Tech Talk
August 26, 2005
Choosing a career in IT

We are at the time of the year when many young persons are called upon to make choices that will eventually lead to a career. In chatting with some of them, it pleases me that so many express an interest in a career in the computer field.

Unfortunately though, on deeper probing, I get the impression that most of them only have a vague notion of what a career as an information technology professional entails.{{more}}

I suspect this is so because in their career guidance sessions, they are advised, and correctly so, to choose a career doing something they think they will enjoy. Many immediately think about a career in computers since they enjoy spending long hours surfing the Internet or playing computer games. However, this does not necessarily mean that a career working in the computer field will be right for them.

I would suggest a bit of self-examination to see if they have the right personality and aptitude for the field. Computer professionals are very much “behind the scenes” persons. They are the ones who make other workers more productive, they make life simpler, safer and more entertaining for others. They make communication easier. Generally, persons who remain in the computer world for the long haul tend to have good math and comprehension skills. They are usually persons who have high levels of discipline, love a challenge, and are creative. They have what my mother calls “stick-ability,” and a great curiosity about how things work. They pay great attention to detail and are very comfortable working for long hours by themselves.

The Hollywood stereotype of a computer professional as a “nerd” or “geek” is no fantasy. Many, if not most real life computer professionals fit the bill. You see, they tend to get lost in the latest challenge that confronts them.

The rapid spread of computers and information technology has generated a need for highly trained workers to design and develop new hardware and software systems and to incorporate new technologies. The occupational titles used to describe these workers evolve rapidly, reflecting new areas of specialization or changes in technology, as well as the preferences and practices of employers. There are hundreds of occupational titles relating to computing.

It is not my intention to give definitions of all the possible careers in information technology or computer science, but I will briefly differentiate among the more popular, broader disciples. The Internet is a great source of information on computer careers, naturally.

Variety of jobs

Computer engineers design and test computer hardware and software. They are the team members who solve theoretical problems. They apply their knowledge of math and science to computer design.

Computer programmers also called software engineers, write detailed instructions (software) that tell computers how to perform tasks.

Systems analysts help organizations redesign their computer systems to increase efficiency. Analysts often specialize in business, science, or engineering systems.

Database administrators create and maintain computer database systems. Databases are software systems that contain complex records of information.

The growth of the Internet and the expansion of the World Wide Web (the graphical portion of the Internet) have generated a variety of occupations related to the design, development, and maintenance of Web sites and their servers. For example, webmasters are responsible for all technical aspects of a Web site, including performance issues such as speed of access, and for approving the content of the site. Internet developers or Web developers, also called Web designers, are responsible for day-to-day site design and creation.

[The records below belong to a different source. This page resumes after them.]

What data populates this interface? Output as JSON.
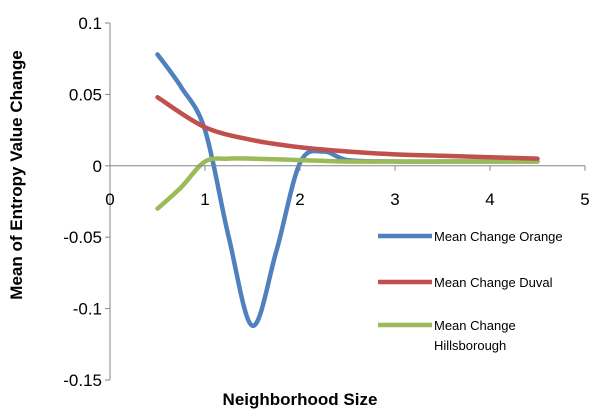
{
  "chart_data": {
    "type": "line",
    "title": "",
    "xlabel": "Neighborhood Size",
    "ylabel": "Mean of Entropy Value Change",
    "xlim": [
      0,
      5
    ],
    "ylim": [
      -0.15,
      0.1
    ],
    "xticks": [
      "0",
      "1",
      "2",
      "3",
      "4",
      "5"
    ],
    "yticks": [
      "0.1",
      "0.05",
      "0",
      "-0.05",
      "-0.1",
      "-0.15"
    ],
    "grid": false,
    "legend": "right",
    "series": [
      {
        "name": "Mean Change Orange",
        "color": "#4F81BD",
        "x": [
          0.5,
          0.75,
          1.0,
          1.25,
          1.5,
          1.75,
          2.0,
          2.25,
          2.5,
          3.0,
          3.5,
          4.0,
          4.5
        ],
        "y": [
          0.078,
          0.055,
          0.025,
          -0.05,
          -0.112,
          -0.06,
          0.002,
          0.01,
          0.004,
          0.003,
          0.003,
          0.003,
          0.003
        ]
      },
      {
        "name": "Mean Change Duval",
        "color": "#C0504D",
        "x": [
          0.5,
          1.0,
          1.5,
          2.0,
          2.5,
          3.0,
          3.5,
          4.0,
          4.5
        ],
        "y": [
          0.048,
          0.027,
          0.018,
          0.013,
          0.01,
          0.008,
          0.007,
          0.006,
          0.005
        ]
      },
      {
        "name": "Mean Change Hillsborough",
        "legend_lines": [
          "Mean Change",
          "Hillsborough"
        ],
        "color": "#9BBB59",
        "x": [
          0.5,
          0.75,
          1.0,
          1.25,
          1.5,
          2.0,
          2.5,
          3.0,
          3.5,
          4.0,
          4.5
        ],
        "y": [
          -0.03,
          -0.015,
          0.003,
          0.005,
          0.005,
          0.004,
          0.003,
          0.003,
          0.003,
          0.003,
          0.003
        ]
      }
    ]
  }
}
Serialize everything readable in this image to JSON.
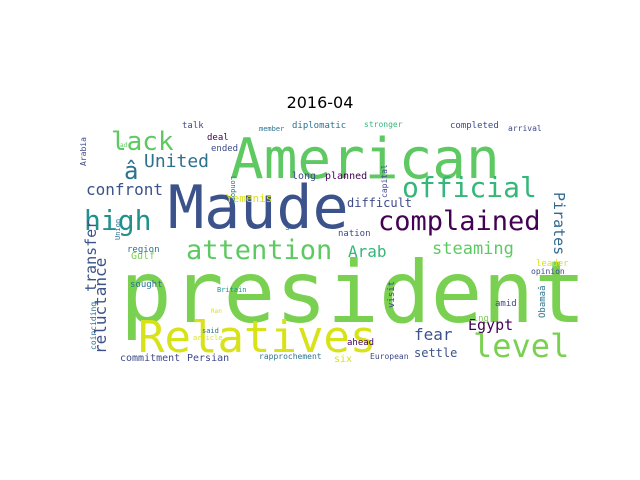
{
  "title": "2016-04",
  "words": [
    {
      "text": "president",
      "color": "#7ad151"
    },
    {
      "text": "American",
      "color": "#5ec962"
    },
    {
      "text": "Maude",
      "color": "#3b528b"
    },
    {
      "text": "Relatives",
      "color": "#d8e219"
    },
    {
      "text": "official",
      "color": "#35b779"
    },
    {
      "text": "complained",
      "color": "#440154"
    },
    {
      "text": "attention",
      "color": "#5ec962"
    },
    {
      "text": "level",
      "color": "#7ad151"
    },
    {
      "text": "high",
      "color": "#21918c"
    },
    {
      "text": "lack",
      "color": "#5ec962"
    },
    {
      "text": "â",
      "color": "#2c728e"
    },
    {
      "text": "United",
      "color": "#2c728e"
    },
    {
      "text": "confront",
      "color": "#3b528b"
    },
    {
      "text": "steaming",
      "color": "#5ec962"
    },
    {
      "text": "Arab",
      "color": "#35b779"
    },
    {
      "text": "reluctance",
      "color": "#3b528b"
    },
    {
      "text": "transfer",
      "color": "#3b528b"
    },
    {
      "text": "Pirates",
      "color": "#31688e"
    },
    {
      "text": "fear",
      "color": "#3b528b"
    },
    {
      "text": "Egypt",
      "color": "#440154"
    },
    {
      "text": "difficult",
      "color": "#3e4989"
    },
    {
      "text": "Yemenis",
      "color": "#d8e219"
    },
    {
      "text": "settle",
      "color": "#3b528b"
    },
    {
      "text": "six",
      "color": "#d8e219"
    },
    {
      "text": "Persian",
      "color": "#3e4989"
    },
    {
      "text": "commitment",
      "color": "#3e4989"
    },
    {
      "text": "Gulf",
      "color": "#7ad151"
    },
    {
      "text": "sought",
      "color": "#2c728e"
    },
    {
      "text": "region",
      "color": "#2c728e"
    },
    {
      "text": "talk",
      "color": "#3e4989"
    },
    {
      "text": "deal",
      "color": "#440154"
    },
    {
      "text": "ended",
      "color": "#3e4989"
    },
    {
      "text": "diplomatic",
      "color": "#2c728e"
    },
    {
      "text": "member",
      "color": "#2c728e"
    },
    {
      "text": "stronger",
      "color": "#35b779"
    },
    {
      "text": "completed",
      "color": "#3e4989"
    },
    {
      "text": "arrival",
      "color": "#3e4989"
    },
    {
      "text": "long",
      "color": "#3e4989"
    },
    {
      "text": "planned",
      "color": "#440154"
    },
    {
      "text": "nation",
      "color": "#3e4989"
    },
    {
      "text": "capital",
      "color": "#3e4989"
    },
    {
      "text": "leader",
      "color": "#d8e219"
    },
    {
      "text": "opinion",
      "color": "#3e4989"
    },
    {
      "text": "amid",
      "color": "#3e4989"
    },
    {
      "text": "meeting",
      "color": "#7ad151"
    },
    {
      "text": "ahead",
      "color": "#440154"
    },
    {
      "text": "visit",
      "color": "#3e4989"
    },
    {
      "text": "Obamaâ",
      "color": "#2c728e"
    },
    {
      "text": "European",
      "color": "#3e4989"
    },
    {
      "text": "rapprochement",
      "color": "#2c728e"
    },
    {
      "text": "Arabia",
      "color": "#3e4989"
    },
    {
      "text": "Union",
      "color": "#2c728e"
    },
    {
      "text": "coinciding",
      "color": "#2c728e"
    },
    {
      "text": "article",
      "color": "#d8e219"
    },
    {
      "text": "said",
      "color": "#2c728e"
    },
    {
      "text": "Ran",
      "color": "#d8e219"
    },
    {
      "text": "Britain",
      "color": "#21918c"
    },
    {
      "text": "London",
      "color": "#2c728e"
    },
    {
      "text": "s",
      "color": "#2c728e"
    },
    {
      "text": "ad",
      "color": "#5ec962"
    }
  ]
}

Computer scientists work as theorists, professors, researchers, or inventors. Their jobs are distinguished by the higher level of theoretical expertise and innovation they apply to complex problems and the creation or application of new technology.

It is difficult for someone outside the field to choose the area they think might best be suited for them without having some hands-on experience. The good thing is, most universities or colleges offer introductory courses in computer science in the first year. These courses give a student a good idea of what the different areas are all about, and allow them to make an informed decision early.

Some youngsters argue that they will not bother to take academic courses in computer science, as all they need is to make sure they get certified in the use of the different hardware and software on the market. The danger in this is that their certification is only valid for as long as the life of that version of the software or hardware. We all know how short that life span is. They will forever be playing catch up to ensure that the certificates they have mean something.

On the other hand, a degree or diploma in computer science, computer engineering, information technology, software engineering, etc. means that they understand the why behind computers and computer applications. Everything else can be built on this. Their qualification goes beyond any software or hardware manufacturer. This does not mean that when they graduate from a college or university they will know everything there is to know about the world of computers. Far from it. In fact, when they go into the work place, it will become clear to them how little they do know. They may even have to take a certification course to bring them up to speed in a particular area depending on the needs of their employer.

But their academic training will have prepared them to quickly assimilate the new information being thrown at them, and they will be able to make the link between the theory and the practical, becoming productive in a short space of time. They will bring to the problems that confront them a level of reasoning which shows that they not only know “how” to fix the problem, but “why” the fix works. They will understand the principles that underlie the technology. When the technology changes, they will be able to adapt, and also adapt the technology to suit their and their organization’s needs.